I recently brought up an issue where my database with heavily edited edges was growing exponentially in size, much larger than expected. The resolution recommended was a database update, but it seems that the issue has rearose on this new version.
Once again, my database ballooned from 6GB to 130GB. After doing a neo4j-admin database copy I once again returned to 6GB.
Is this a side effect of upgrading from 5.24? Is this amount of fragmentation common? Pinging @dana_canzano since they were very helpful previously.
Otherwise, I feel like this is a persistent bug that was not fixed in 5.26.
do you have details at the file system and at data/database/ and data/transactions which describes where all the data is being used.
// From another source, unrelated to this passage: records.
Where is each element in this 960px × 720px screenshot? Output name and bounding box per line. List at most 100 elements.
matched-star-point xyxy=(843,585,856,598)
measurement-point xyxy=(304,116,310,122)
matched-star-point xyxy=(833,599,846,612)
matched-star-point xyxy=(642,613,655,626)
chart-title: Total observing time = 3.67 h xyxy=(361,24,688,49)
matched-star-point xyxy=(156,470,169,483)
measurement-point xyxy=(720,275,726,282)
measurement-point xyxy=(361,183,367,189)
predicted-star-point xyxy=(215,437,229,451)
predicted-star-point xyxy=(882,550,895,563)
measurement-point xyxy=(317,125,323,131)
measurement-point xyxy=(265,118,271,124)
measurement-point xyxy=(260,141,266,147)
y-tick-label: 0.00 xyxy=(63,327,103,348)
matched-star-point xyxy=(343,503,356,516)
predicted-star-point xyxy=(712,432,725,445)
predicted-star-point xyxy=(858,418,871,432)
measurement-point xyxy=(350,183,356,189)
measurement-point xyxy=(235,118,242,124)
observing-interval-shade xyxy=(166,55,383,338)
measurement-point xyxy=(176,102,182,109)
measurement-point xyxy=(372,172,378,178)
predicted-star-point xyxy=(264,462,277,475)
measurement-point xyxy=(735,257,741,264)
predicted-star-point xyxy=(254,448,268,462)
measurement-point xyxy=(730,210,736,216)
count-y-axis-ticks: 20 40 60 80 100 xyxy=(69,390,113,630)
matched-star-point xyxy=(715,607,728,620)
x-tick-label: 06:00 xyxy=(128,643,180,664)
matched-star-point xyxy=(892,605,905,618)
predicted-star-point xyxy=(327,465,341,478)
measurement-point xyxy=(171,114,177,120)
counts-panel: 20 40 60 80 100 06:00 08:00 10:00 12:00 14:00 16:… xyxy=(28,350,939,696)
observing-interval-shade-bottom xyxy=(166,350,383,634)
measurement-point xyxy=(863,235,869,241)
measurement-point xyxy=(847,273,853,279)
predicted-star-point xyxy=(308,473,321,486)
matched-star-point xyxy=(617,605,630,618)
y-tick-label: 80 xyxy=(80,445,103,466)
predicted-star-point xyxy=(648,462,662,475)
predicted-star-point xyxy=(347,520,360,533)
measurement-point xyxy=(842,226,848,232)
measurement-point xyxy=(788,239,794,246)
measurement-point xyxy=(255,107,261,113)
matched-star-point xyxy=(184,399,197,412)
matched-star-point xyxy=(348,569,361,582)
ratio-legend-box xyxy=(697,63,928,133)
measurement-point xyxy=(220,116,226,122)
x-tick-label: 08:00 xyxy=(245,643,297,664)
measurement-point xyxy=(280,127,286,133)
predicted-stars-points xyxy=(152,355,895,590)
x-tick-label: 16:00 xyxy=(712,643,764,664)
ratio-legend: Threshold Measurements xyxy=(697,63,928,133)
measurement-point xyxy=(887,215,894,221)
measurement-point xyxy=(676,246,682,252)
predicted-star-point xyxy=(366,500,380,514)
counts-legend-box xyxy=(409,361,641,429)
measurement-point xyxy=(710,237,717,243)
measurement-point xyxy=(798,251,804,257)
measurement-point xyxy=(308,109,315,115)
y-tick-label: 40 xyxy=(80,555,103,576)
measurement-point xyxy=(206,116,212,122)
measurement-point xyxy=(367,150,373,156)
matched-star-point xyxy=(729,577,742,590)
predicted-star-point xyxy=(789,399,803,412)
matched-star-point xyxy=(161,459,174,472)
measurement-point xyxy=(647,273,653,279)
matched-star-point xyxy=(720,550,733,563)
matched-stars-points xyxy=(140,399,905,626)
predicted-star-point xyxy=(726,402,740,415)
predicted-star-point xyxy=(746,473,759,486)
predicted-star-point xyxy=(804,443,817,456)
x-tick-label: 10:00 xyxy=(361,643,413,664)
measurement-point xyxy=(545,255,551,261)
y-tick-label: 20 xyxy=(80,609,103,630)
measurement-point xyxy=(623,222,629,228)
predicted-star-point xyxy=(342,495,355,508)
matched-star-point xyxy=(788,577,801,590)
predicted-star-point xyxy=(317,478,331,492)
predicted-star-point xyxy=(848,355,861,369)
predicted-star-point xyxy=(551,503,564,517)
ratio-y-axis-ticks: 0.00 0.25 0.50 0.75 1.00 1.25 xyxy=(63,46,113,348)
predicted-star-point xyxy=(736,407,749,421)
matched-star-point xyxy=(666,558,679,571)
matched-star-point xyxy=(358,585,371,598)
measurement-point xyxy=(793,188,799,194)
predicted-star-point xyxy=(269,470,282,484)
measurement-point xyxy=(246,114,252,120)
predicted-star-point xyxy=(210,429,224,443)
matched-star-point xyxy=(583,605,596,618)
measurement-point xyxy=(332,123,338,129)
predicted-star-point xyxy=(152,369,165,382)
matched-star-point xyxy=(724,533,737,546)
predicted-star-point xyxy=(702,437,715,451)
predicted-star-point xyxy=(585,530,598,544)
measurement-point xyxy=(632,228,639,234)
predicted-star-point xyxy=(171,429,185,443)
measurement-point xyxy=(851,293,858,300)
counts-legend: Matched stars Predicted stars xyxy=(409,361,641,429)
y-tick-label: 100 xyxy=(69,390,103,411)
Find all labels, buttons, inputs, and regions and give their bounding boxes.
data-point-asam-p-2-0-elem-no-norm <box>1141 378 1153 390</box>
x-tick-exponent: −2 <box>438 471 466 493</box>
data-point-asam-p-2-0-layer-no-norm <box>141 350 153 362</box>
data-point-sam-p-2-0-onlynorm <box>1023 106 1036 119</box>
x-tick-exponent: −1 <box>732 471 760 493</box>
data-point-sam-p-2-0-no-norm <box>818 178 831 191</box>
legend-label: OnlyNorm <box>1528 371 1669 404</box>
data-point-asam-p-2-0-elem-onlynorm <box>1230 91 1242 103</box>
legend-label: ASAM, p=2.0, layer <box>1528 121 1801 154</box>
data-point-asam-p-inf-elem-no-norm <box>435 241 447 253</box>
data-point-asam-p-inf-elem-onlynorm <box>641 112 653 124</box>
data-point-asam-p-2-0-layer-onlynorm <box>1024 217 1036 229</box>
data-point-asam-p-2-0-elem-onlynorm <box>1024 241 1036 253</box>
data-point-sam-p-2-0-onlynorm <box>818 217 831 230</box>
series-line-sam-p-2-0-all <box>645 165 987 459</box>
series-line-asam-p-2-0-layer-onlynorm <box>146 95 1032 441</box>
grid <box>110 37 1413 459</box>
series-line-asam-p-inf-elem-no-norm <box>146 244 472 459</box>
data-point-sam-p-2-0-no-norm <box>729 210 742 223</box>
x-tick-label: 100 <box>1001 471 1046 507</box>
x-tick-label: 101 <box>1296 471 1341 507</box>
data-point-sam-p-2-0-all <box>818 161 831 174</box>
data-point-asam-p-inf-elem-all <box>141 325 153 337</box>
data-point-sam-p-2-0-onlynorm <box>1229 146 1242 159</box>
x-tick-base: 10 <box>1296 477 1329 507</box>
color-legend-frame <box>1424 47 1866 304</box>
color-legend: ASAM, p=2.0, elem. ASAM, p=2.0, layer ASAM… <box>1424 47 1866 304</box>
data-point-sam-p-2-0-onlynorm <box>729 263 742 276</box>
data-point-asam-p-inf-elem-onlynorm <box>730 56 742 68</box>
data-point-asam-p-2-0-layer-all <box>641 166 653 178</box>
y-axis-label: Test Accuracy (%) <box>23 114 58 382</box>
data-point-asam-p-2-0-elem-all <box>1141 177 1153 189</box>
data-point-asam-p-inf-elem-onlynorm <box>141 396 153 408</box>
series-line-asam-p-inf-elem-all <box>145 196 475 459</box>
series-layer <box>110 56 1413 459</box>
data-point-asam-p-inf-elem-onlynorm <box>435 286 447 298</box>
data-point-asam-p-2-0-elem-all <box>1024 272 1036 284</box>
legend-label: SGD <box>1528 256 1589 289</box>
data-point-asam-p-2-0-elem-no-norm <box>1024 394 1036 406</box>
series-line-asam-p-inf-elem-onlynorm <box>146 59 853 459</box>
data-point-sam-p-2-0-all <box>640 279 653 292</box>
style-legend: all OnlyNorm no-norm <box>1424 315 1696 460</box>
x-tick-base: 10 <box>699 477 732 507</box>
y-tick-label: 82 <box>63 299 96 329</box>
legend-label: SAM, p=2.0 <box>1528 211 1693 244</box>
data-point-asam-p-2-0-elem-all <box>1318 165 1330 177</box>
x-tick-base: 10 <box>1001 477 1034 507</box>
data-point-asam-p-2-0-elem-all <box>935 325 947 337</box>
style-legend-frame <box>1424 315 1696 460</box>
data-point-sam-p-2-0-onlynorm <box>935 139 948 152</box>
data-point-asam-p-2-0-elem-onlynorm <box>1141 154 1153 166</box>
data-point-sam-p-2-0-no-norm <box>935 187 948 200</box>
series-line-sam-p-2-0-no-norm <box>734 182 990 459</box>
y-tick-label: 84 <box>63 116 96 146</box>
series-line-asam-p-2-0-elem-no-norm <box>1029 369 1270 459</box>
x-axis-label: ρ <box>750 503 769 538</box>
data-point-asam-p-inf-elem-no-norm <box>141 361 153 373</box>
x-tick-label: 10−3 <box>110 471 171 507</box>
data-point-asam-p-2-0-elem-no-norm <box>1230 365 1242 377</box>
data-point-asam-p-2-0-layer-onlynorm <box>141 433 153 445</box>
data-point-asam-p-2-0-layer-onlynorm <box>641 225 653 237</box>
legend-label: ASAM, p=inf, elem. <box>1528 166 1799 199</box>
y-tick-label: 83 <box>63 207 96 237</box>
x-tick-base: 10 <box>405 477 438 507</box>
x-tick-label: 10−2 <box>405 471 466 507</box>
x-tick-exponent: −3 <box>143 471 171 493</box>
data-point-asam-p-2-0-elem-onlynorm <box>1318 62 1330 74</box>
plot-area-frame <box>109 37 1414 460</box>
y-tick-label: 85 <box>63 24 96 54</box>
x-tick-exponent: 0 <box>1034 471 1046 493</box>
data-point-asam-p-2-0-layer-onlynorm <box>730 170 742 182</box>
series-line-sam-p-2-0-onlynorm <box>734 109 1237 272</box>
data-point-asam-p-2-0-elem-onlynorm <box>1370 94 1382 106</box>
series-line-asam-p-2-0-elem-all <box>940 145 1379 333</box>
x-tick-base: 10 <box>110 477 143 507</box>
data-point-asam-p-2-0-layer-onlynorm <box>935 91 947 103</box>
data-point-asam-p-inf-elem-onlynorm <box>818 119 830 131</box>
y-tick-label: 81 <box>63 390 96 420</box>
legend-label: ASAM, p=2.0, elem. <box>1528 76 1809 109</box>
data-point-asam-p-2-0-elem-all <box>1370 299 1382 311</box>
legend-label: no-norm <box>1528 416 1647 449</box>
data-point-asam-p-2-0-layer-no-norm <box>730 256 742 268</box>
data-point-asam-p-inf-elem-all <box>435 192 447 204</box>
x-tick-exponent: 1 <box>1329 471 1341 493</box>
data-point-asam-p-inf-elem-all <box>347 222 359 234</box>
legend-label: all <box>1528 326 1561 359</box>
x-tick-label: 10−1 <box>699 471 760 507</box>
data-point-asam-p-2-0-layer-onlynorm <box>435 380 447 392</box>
Are we still seeing a very large data/databases/<databaseName>/block.big_values.db and for example in many many GB?
one of the things neo4j-admin database copy does is effectively deletes the current data/transactions/<databaseName>/ ( and this is expected) so that if prior to running it is 10GB, post running neo4j-admin database copy you should expect this path to be significantly smaller, i.e. in the MB range. Now I dont suspect you had 100GB+ of txn logs prior to running the neo4j-admin database copy but without a before/after of the filesystem for data/ this is not so easy to understand
Yeah, it's all in block.big_values.db. This is the old database, where 97.6% of the neo4jclean db is being taken up by these values. Here is a windirstat image of the whole structure:
Thanks for all this detail. I think im able to reproduce and if so will report to engineering and let you know of its progress.
Besides the block.big_values.db being large the block.big_values.db.id is also 'relatively' large. This file, and files ending in .id typically represent the internal 'ids' which were once used and then freed up, as a result of a delete / update, and these ids are thus eligible for re-use. But in this case it appears we are not reusing these id, thus leading to unexpected growth.